What Do Digitization and Digital Preservation Mean?
Digitization is more than scanning papers and stashing them in a folder on your server. It’s about taking your valuable information and making it an efficient, effective, and workable asset for your business. What’s the point of having everything scanned if someone can’t find what they are looking for?
Through proper digital preservation techniques, your scanned documents can contain metadata tagging, optical character recognition (OCR), and other tools to make your data easily searchable by anyone in your company. Quick search and reliable digital provenance are a boon to all aspects of your business. This includes maintaining brand authenticity, and storytelling to product innovation, and to legal and compliance support.
Reliable digitization strategies also provide a company history you’ll be grateful you have five, ten, or twenty years down the line. Failure to maintain proper digital governance could mean losing whole segments of your business. One gaming company learned this the hard way when all the source code and most of the design documentation for their games disappeared. Help your business grow without losing track of your past.

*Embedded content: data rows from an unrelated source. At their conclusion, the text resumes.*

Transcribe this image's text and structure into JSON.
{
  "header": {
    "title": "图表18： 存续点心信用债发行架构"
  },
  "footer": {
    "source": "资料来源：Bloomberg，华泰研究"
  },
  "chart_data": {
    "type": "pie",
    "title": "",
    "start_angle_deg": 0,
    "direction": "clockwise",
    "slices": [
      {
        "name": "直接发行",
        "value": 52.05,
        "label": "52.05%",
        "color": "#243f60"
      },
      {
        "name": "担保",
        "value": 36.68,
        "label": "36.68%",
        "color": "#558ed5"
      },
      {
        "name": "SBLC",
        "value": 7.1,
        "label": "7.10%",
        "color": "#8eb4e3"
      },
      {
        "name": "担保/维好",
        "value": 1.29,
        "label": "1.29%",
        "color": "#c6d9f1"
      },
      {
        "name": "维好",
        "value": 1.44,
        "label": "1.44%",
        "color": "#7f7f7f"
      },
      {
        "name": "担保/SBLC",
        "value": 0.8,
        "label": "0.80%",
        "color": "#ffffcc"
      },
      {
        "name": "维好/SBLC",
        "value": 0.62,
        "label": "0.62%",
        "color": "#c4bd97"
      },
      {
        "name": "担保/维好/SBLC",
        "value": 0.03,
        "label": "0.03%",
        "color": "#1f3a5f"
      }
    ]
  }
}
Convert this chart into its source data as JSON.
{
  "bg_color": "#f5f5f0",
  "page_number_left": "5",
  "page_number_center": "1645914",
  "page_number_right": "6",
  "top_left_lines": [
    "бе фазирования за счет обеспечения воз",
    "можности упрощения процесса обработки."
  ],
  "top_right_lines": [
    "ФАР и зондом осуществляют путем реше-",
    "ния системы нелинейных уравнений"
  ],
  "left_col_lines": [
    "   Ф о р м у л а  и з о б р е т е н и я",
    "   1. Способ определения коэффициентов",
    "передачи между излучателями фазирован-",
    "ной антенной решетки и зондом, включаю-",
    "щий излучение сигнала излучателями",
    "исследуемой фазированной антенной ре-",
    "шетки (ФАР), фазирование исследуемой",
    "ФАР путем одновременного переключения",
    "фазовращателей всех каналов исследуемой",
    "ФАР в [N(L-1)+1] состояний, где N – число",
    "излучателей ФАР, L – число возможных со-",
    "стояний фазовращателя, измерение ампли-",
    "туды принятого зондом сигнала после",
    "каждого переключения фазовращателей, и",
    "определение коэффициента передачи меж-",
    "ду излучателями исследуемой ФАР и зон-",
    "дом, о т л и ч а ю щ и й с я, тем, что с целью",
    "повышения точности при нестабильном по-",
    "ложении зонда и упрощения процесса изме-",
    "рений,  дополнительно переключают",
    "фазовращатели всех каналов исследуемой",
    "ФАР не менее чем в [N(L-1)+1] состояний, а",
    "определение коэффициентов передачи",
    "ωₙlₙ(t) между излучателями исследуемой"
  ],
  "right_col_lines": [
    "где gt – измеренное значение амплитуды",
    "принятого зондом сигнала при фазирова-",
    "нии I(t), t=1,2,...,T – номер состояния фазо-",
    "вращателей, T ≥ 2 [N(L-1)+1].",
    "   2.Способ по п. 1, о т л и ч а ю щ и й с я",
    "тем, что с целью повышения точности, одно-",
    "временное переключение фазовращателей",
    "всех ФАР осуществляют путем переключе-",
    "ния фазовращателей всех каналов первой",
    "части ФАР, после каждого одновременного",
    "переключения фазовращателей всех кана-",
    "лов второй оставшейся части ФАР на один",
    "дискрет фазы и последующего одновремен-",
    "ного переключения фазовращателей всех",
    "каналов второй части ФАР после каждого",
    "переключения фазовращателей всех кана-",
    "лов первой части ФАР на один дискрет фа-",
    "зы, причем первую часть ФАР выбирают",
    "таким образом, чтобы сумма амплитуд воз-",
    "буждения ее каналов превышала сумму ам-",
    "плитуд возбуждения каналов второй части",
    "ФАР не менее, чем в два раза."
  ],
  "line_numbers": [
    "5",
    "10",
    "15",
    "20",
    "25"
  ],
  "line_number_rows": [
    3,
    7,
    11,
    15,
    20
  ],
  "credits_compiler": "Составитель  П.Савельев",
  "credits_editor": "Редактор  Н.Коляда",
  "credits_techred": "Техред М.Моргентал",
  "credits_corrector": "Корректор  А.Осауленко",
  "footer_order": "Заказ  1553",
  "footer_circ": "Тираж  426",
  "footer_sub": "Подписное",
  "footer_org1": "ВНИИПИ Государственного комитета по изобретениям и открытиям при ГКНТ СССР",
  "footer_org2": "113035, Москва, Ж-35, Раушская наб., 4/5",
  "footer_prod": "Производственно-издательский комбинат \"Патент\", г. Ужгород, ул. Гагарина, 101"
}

8 Ways Going Digital Increases Your Business’s Value
1. Digital Backups
While backups aren’t synonymous with preservation, they have a key advantage over paper records. Digital materials can be lost by disaster, misplacement of mobile storage media (i.e., flash drives), cyber attack, or technical malfunction. Off-site or cloud storage of up-to-date digital backups are the best insurance policy against disaster or cyber threats (if proper security measures are in place). Instead of spending weeks or months manually recovering your business (if it can be salvaged at all), digital backups can bring you back to standard operations in a matter of hours.
2. Storage
Scanning paper documents versus traditionally storing in filing cabinets allows you to dramatically reduce the cost of keeping and storing years’ worth of documents. Whether on your own server or on the cloud, you’ll be able to store more data for a fraction of the cost.

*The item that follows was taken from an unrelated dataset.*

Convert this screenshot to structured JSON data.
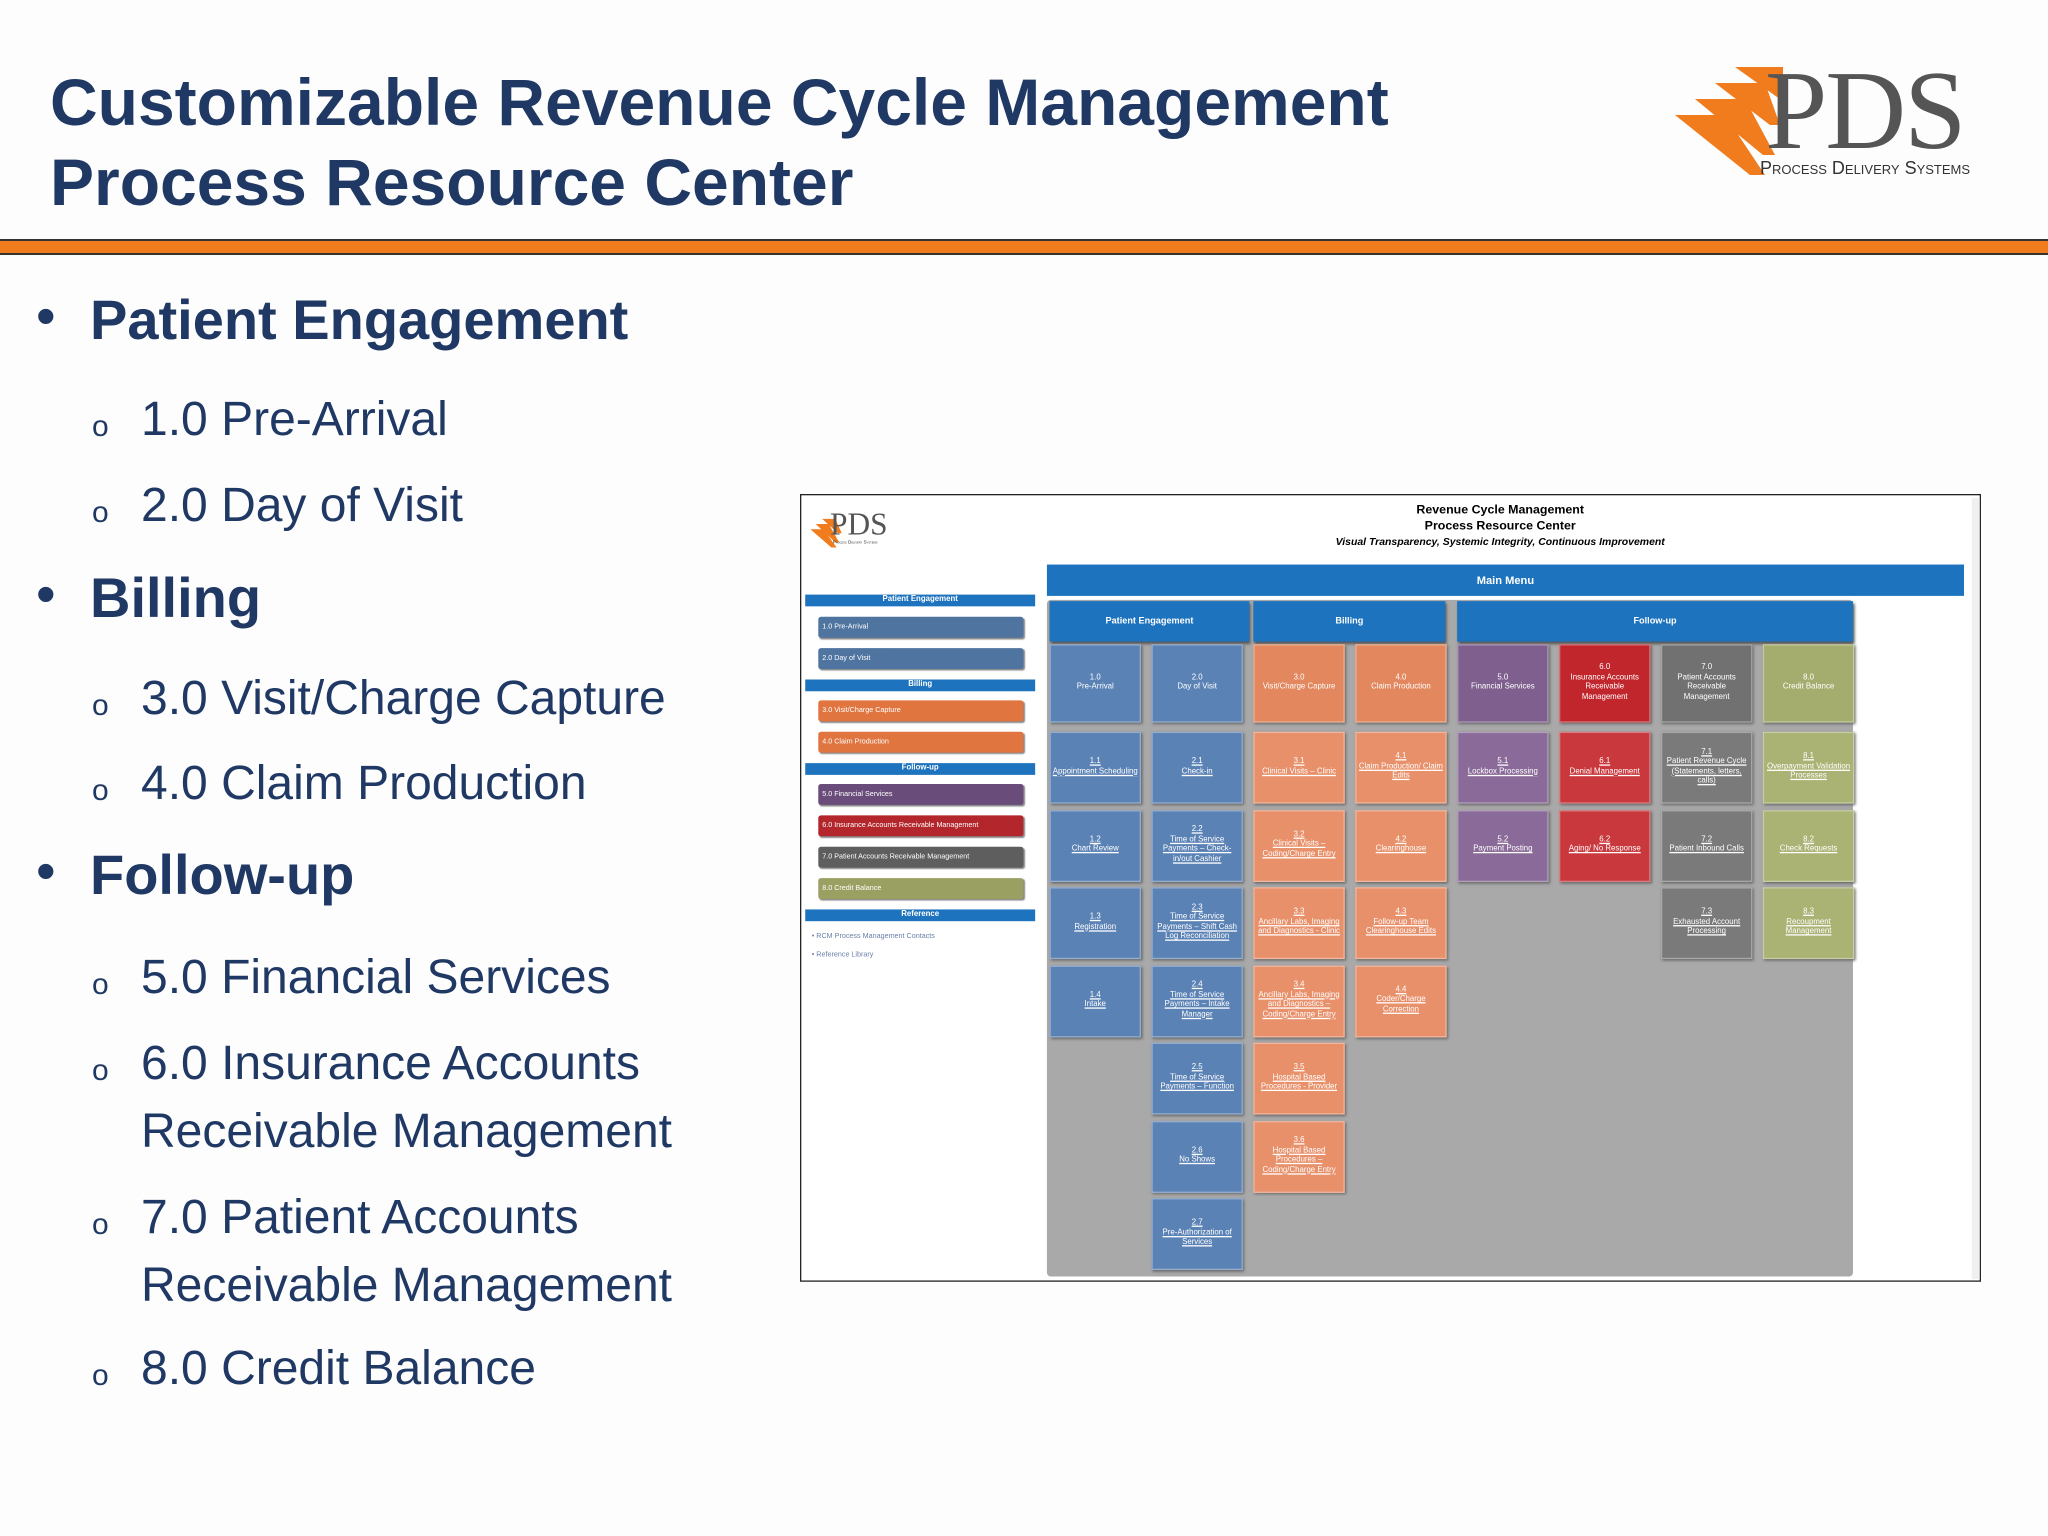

3. Efficiency and Organization
With proper metadata or full-text search you can effectively organize your scanned and born-digital data for quick and easy retrieval. Sensitive data can be encrypted or isolated using granular permission controls. Employees can access cloud-based information remotely, giving you and your business more flexibility without interrupting someone else’s workflow to retrieve the documents they need.
4. Historical Records
If your company is small or just starting up, keeping a record for posterity probably doesn’t seem like a high priority, but that’s the best time to initiate good digital governance and preservation. When you’re celebrating your twenty-fifth anniversary, the complete record of what you’ve done and how you’ve grown will be ready to send you into the next twenty-five years with a clear understanding of who you are as a company.
5. Corporate Governance and Legal
Recording history isn’t the only reason to keep documents for twenty-five years. Legal documents are often necessary years or decades after they were first drafted. The last thing you want is to be searching for a paper or digital document needed in litigation and come up empty-handed. Paper documents can be lost or misplaced, and the same is true for digital documents if strong hierarchy and search data aren’t put in place at the onset of digitization.
6. Innovation
What better way to improve your business than by knowing what worked and what didn’t? You may want to discard a failure as the wrong path taken. However, having a strong digital record of both your successes and your failures can help you analyze right from wrong. Therefore, you can strategize how to improve innovation on your next project.
7. Continued Access
Obsolescence is a major danger to companies who digitize their materials and then let them sit on the server for years. Technology is changing rapidly. File formats and storage media from ten years ago are already inaccessible to modern computers (zip disks, for example). Archival methodology ensures your data remains accessible ten, twenty, or fifty years into the future. Proper digital preservation saves digital files in archival formats meant to remain applicable according to the International Organization for Standardization (ISO) for decades to come. For some file types, there may be no standard, but digital preservation means identifying file formats about to become unreadable and updating to current or new archival formats so your data is always readily there when you need it.
8. Monetization
Depending on your business, monetization of digital documents may become viable in the future. Many magazines, like Vanity Fair and TIME, are now putting up digital collections of their history for customers to buy or subscribe to for access. Yours may be a young company now, but does it offer something that people might want to look back on a decade from now?
Scanning your documents and engaging a thorough digital preservation plan can improve your business’s value now and in the future. Don’t be left searching the cabinets for something that could be a click away.